The Society for Humanistic Anthropology is delighted to announce the winners of the Victor Turner Prize for Ethnographic Writing. We are grateful to the work and commitment of the book prize committee: Karen Richman, chair, and members Abigail Adams, Cristiana Giordano and Lisa Stevenson. The committee evaluated seventy-five ethnographies for their originality, innovative methods, experience-near approach, quality of writing, presentation and engagement with humanistic anthropology and anthropological scholarship in general. We chose the ethnographies that we found to be exemplars of the best ethnographic writing, the ones destined to make a significant impact on the doing and writing of ethnography. The winners exemplify the broad and deep diversity of anthropologists’ approaches to their craft.

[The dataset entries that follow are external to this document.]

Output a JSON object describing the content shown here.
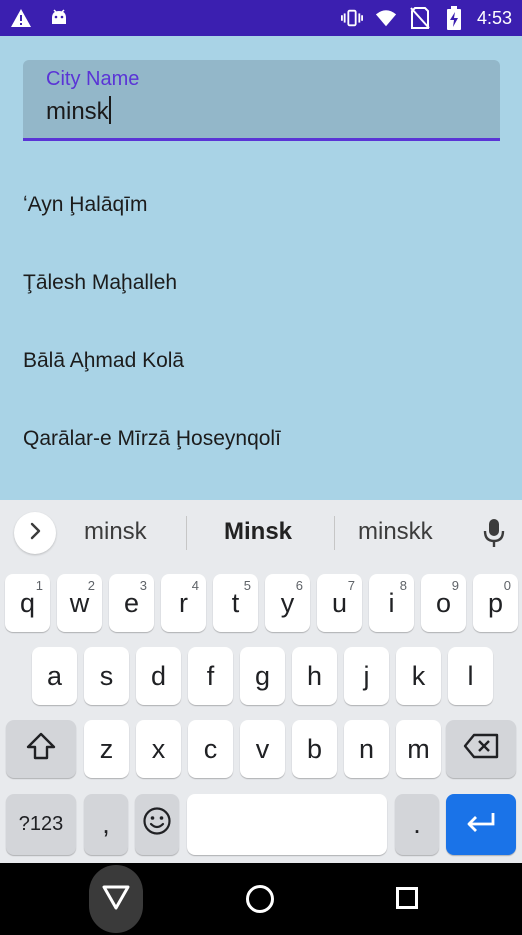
{
  "status_bar": {
    "time": "4:53",
    "icons_left": [
      "warning-icon",
      "android-icon"
    ],
    "icons_right": [
      "vibrate-icon",
      "wifi-icon",
      "no-sim-icon",
      "battery-charging-icon"
    ]
  },
  "city_input": {
    "label": "City Name",
    "value": "minsk"
  },
  "suggestions": [
    "ʻAyn Ḩalāqīm",
    "Ţālesh Maḩalleh",
    "Bālā Aḩmad Kolā",
    "Qarālar-e Mīrzā Ḩoseynqolī"
  ],
  "keyboard": {
    "word_suggestions": [
      "minsk",
      "Minsk",
      "minskk"
    ],
    "row1": [
      {
        "key": "q",
        "hint": "1"
      },
      {
        "key": "w",
        "hint": "2"
      },
      {
        "key": "e",
        "hint": "3"
      },
      {
        "key": "r",
        "hint": "4"
      },
      {
        "key": "t",
        "hint": "5"
      },
      {
        "key": "y",
        "hint": "6"
      },
      {
        "key": "u",
        "hint": "7"
      },
      {
        "key": "i",
        "hint": "8"
      },
      {
        "key": "o",
        "hint": "9"
      },
      {
        "key": "p",
        "hint": "0"
      }
    ],
    "row2": [
      "a",
      "s",
      "d",
      "f",
      "g",
      "h",
      "j",
      "k",
      "l"
    ],
    "row3": [
      "z",
      "x",
      "c",
      "v",
      "b",
      "n",
      "m"
    ],
    "symbols_label": "?123",
    "comma_label": ",",
    "period_label": "."
  },
  "colors": {
    "status_bar": "#3b1fb0",
    "app_background": "#a9d3e6",
    "accent": "#5a34d6",
    "enter_key": "#1a73e8"
  }
}
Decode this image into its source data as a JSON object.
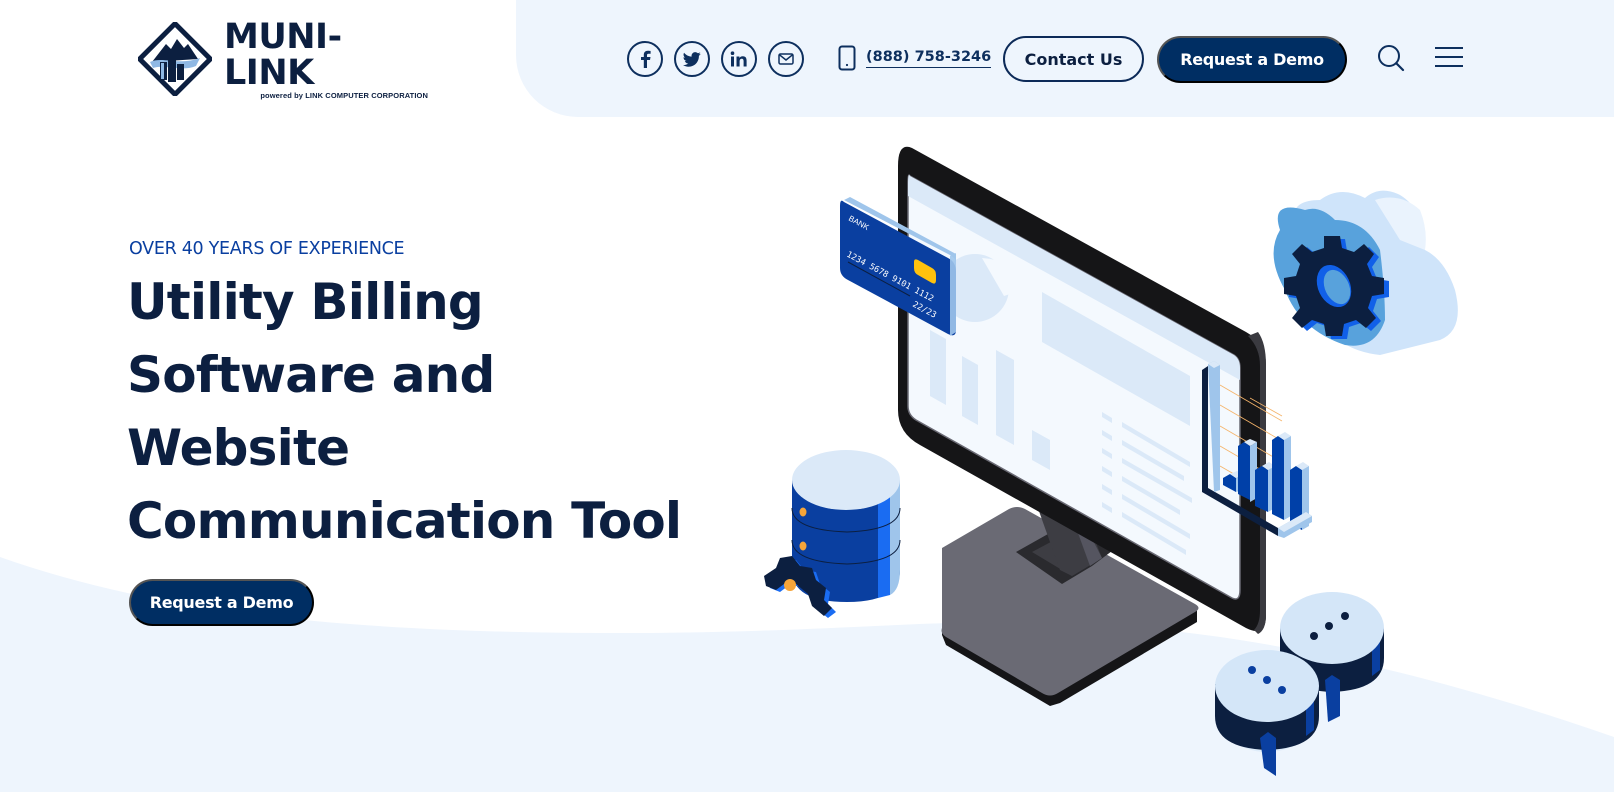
{
  "brand": {
    "name": "MUNI-LINK",
    "tagline": "powered by LINK COMPUTER CORPORATION",
    "colors": {
      "navy": "#0c1f40",
      "primary": "#002e63",
      "accent_blue": "#0a3fa0",
      "panel_bg": "#eef5fd"
    }
  },
  "header": {
    "social": [
      {
        "name": "facebook",
        "icon": "facebook-icon",
        "glyph": "f"
      },
      {
        "name": "twitter",
        "icon": "twitter-icon"
      },
      {
        "name": "linkedin",
        "icon": "linkedin-icon",
        "glyph": "in"
      },
      {
        "name": "email",
        "icon": "mail-icon"
      }
    ],
    "phone": "(888) 758-3246",
    "contact_label": "Contact Us",
    "demo_label": "Request a Demo",
    "search_icon": "search-icon",
    "menu_icon": "hamburger-menu-icon"
  },
  "hero": {
    "eyebrow": "OVER 40 YEARS OF EXPERIENCE",
    "title_lines": [
      "Utility Billing",
      "Software and",
      "Website",
      "Communication Tool"
    ],
    "cta_label": "Request a Demo"
  },
  "illustration": {
    "card": {
      "bank": "BANK",
      "number": "1234 5678 9101 1112",
      "expiry": "22/23"
    }
  }
}
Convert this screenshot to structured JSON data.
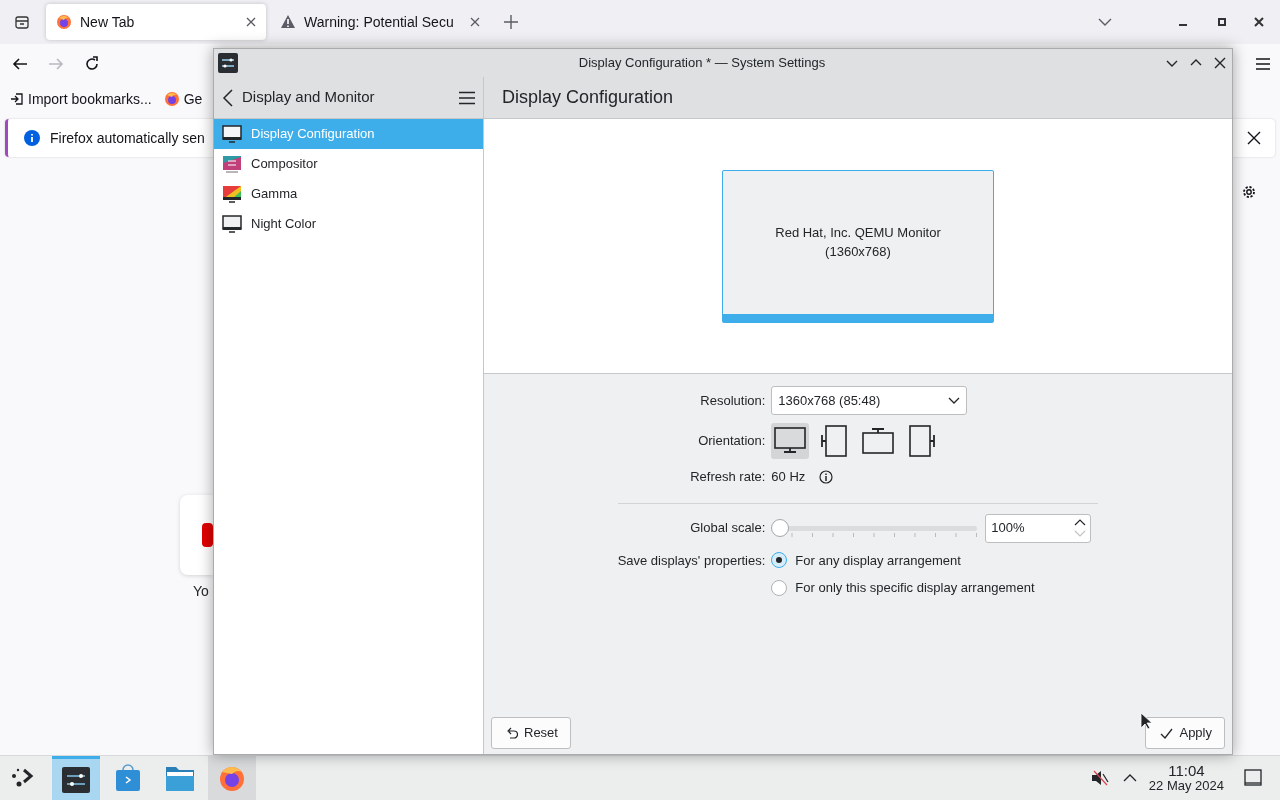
{
  "browser": {
    "tabs": [
      {
        "kind": "firefox",
        "label": "New Tab",
        "selected": true
      },
      {
        "kind": "warning",
        "label": "Warning: Potential Secu",
        "selected": false
      }
    ],
    "nav": [
      {
        "kind": "back",
        "disabled": false
      },
      {
        "kind": "forward",
        "disabled": true
      },
      {
        "kind": "reload",
        "disabled": false
      }
    ],
    "bookmarks": [
      {
        "kind": "import",
        "label": "Import bookmarks..."
      },
      {
        "kind": "firefox",
        "label": "Ge"
      }
    ],
    "notification": "Firefox automatically sen",
    "shortcut": {
      "label": "Yo"
    }
  },
  "settings": {
    "title": "Display Configuration * — System Settings",
    "sidebar": {
      "title": "Display and Monitor",
      "items": [
        {
          "kind": "display",
          "label": "Display Configuration",
          "selected": true
        },
        {
          "kind": "compositor",
          "label": "Compositor",
          "selected": false
        },
        {
          "kind": "gamma",
          "label": "Gamma",
          "selected": false
        },
        {
          "kind": "night",
          "label": "Night Color",
          "selected": false
        }
      ]
    },
    "page_title": "Display Configuration",
    "monitor": {
      "name": "Red Hat, Inc. QEMU Monitor",
      "size": "(1360x768)"
    },
    "form": {
      "resolution": {
        "label": "Resolution:",
        "value": "1360x768 (85:48)"
      },
      "orientation": {
        "label": "Orientation:",
        "options": [
          {
            "kind": "landscape",
            "selected": true
          },
          {
            "kind": "portrait-left",
            "selected": false
          },
          {
            "kind": "landscape-flipped",
            "selected": false
          },
          {
            "kind": "portrait-right",
            "selected": false
          }
        ]
      },
      "refresh": {
        "label": "Refresh rate:",
        "value": "60 Hz"
      },
      "scale": {
        "label": "Global scale:",
        "level": 0,
        "value": "100%"
      },
      "save": {
        "label": "Save displays' properties:",
        "options": [
          {
            "label": "For any display arrangement",
            "selected": true
          },
          {
            "label": "For only this specific display arrangement",
            "selected": false
          }
        ]
      }
    },
    "buttons": {
      "reset": "Reset",
      "apply": "Apply"
    }
  },
  "taskbar": {
    "apps": [
      {
        "kind": "launcher",
        "selected": false,
        "running": false
      },
      {
        "kind": "settings",
        "selected": true,
        "running": true
      },
      {
        "kind": "discover",
        "selected": false,
        "running": false
      },
      {
        "kind": "files",
        "selected": false,
        "running": false
      },
      {
        "kind": "firefox",
        "selected": false,
        "running": true
      }
    ],
    "clock": {
      "time": "11:04",
      "date": "22 May 2024"
    }
  }
}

1st Prize | Emma Tarlo | Entanglement: The Secret Lives of Hair | Oneworld Press | 2016 |
2nd Prize | Anand Pandian | Reel World: An Anthropology of Creation | Duke University Press | 2015 |
3rd Prize | Robert Desjarlais | Subject to Death: Life and Loss in a Buddhist World | University of Chicago Press | 2016 |
Honorable Mention | David Hughes | Energy without Conscience: Oil, Climate Change, and Complicity | Duke University Press | 2017 |
Honorable Mention | Janet McIntosh | Unsettled: Denial and Belonging Among White Kenyans | University of California Press | 2016 |
Congratulations to the winners and to all who submitted their books to the prize committee.